I will also tell you his desire for a second term in office is not to serve us better or more, rather it is to avoid prosecution for the mountain of crimes he has committed during his adult life. It has never been about his base. He could care less about his base. Rather his base exists to praise him and his excellence. When the applause dies, so will his affection for his base. If you believe you are important to Trump, you are deluded.
Trump only cares about Trump. At the moment you cease to shower him with praise, cease to show up at his rallies, cease to cheer his most inane statements, he will leave you in the dust. There is absolutely no room in his heart for you.

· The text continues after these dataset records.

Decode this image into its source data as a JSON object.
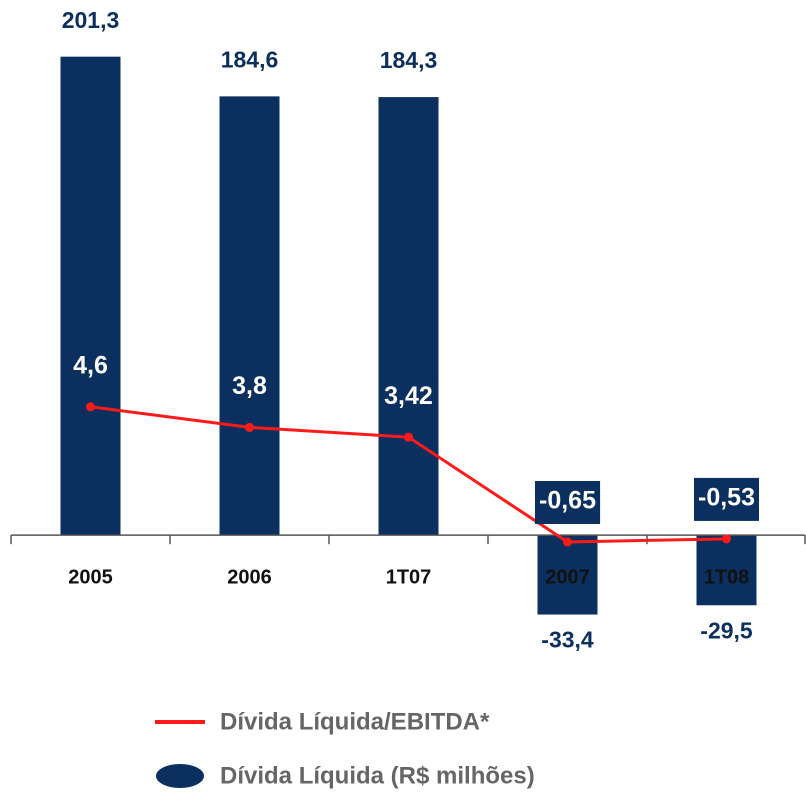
{
  "chart_data": {
    "type": "bar",
    "categories": [
      "2005",
      "2006",
      "1T07",
      "2007",
      "1T08"
    ],
    "series": [
      {
        "name": "Dívida Líquida (R$ milhões)",
        "type": "bar",
        "color": "#0b2f5e",
        "values": [
          201.3,
          184.6,
          184.3,
          -33.4,
          -29.5
        ],
        "value_labels": [
          "201,3",
          "184,6",
          "184,3",
          "-33,4",
          "-29,5"
        ]
      },
      {
        "name": "Dívida Líquida/EBITDA*",
        "type": "line",
        "axis": "y2",
        "color": "#ff1a1a",
        "values": [
          4.6,
          3.8,
          3.42,
          -0.65,
          -0.53
        ],
        "value_labels": [
          "4,6",
          "3,8",
          "3,42",
          "-0,65",
          "-0,53"
        ]
      }
    ],
    "ylim": [
      -50,
      210
    ],
    "y2lim": [
      -5,
      19
    ],
    "legend": "bottom"
  }
}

The numbers are adding up. Those he has refused to reach out to because they were in cities where mayors were Democrats, or they did not show the proper respect and appreciation for him. Ethnics are realizing in the world of Trump they will also and always be a lower caste. The African Americans who are tired of continual delays of the basic human rights afforded to every white person in America have realized beyond tokenism, they have no value to Trump. Dreamers are also realizing with Trump, there is no possibility they can have a pathway to citizenship in a nation they were brought to without their consent.
Years ago I heard this story about a young guy who attacked a mountain of poop with an energy and determination that the adults marveled at. When asked why he was working so hard, he replied, “With all this poop, there has to be a pony in here somewhere.”

There is no pony. With Trump there has never been a pony—just poop.